Trends in Service Charge Legislation
Economic, social and legal pressures are likely to continue spurring legislative efforts to define service charge laws in even more granular detail in Florida. For example, despite a national trend toward increased use of mandatory gratuities, see note 3, above, such as the "automatic" service charges more typically used in parties of six or more, the term "tip or gratuity" will remain undefined for the foreseeable future in the FLSA and the FMWA. If one assumes that "tip or gratuity" is similar to a "mandatory added tip, surcharge, or automatic gratuity" to be charged, one wonders whether a barista in line at Starbucks can add a "20% tip if you think our servers deserve it" charge to the bill. Or can a server in a sit-down cafe add a "19% gratuity if you appreciate our efforts" line to the bill? Is there a limit on the percent of the "mandatory added tip, surcharge, or automatic gratuity?" Is it different for taxes, ensuring that not too much is being collected? With as much time as the legislature has spent trying to understand the economic implications of these laws, the regulators and the courts may find themselves wondering the same questions if/when they are studied .

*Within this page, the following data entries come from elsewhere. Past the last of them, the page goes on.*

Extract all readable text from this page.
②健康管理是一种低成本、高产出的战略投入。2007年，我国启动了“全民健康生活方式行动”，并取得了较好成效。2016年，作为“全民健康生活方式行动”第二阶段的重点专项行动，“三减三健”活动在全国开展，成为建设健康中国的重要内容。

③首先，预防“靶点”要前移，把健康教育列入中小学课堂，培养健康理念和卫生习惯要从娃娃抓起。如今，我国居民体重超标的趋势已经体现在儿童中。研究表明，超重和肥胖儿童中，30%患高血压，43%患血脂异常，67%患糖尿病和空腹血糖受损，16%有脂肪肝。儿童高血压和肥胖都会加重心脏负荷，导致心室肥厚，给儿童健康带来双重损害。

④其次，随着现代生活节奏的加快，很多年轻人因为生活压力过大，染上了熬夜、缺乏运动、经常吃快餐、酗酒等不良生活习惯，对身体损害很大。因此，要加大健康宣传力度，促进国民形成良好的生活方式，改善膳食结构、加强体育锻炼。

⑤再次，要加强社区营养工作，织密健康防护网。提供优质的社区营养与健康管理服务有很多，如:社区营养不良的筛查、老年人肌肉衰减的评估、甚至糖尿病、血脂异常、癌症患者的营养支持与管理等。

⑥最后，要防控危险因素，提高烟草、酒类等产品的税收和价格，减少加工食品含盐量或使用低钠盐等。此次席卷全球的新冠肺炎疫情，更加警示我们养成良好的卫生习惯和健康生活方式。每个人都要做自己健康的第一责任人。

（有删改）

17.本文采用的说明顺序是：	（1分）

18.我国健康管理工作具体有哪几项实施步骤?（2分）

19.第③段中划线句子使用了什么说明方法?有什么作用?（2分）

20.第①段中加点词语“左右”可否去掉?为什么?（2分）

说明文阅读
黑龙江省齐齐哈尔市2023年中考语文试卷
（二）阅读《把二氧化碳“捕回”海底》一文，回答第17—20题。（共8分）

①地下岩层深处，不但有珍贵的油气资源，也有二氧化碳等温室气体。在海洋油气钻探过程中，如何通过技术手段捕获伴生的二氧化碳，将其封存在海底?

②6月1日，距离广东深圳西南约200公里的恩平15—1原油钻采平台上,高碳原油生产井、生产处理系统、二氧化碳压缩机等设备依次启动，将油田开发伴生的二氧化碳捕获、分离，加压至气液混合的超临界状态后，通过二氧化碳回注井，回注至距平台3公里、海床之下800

Further, economic factors – (1) what is the minimum wage, (2) how many hours must an employee work to be paid overtime, (3) what is the anticipated price of the commodity sold, (4) how big is the tip credit, (5) how much tax is required – are all under pressure. Even, as described in Radcliffe v. Entertain 2000, Inc., 2012 U.S. Dist. LEXIS 183666 (S.D. Fla. July 6, 2012), tip credit statutes may be challenged as "misleading" on the pie charts of the consumers required to decipher them.
Social factors – (1) is this fair to the servers, (2) is this just an automated way to increase the prices, and (3) are tips being reduced by employers having the servers pay for the "service charge" will influence how regulators and courts will view future tip legislation as well as how employees, employers, and ultimately, consumers, address service charge payments.
Finally, legal factors such as how to understand the Noerr-Pennington doctrine79 and the limits of commercial speech in this context, the costs to implement service charge legislation, the effectiveness of public service messages, and the like will continue to have a significant impact on whether service charge advocacy efforts survive.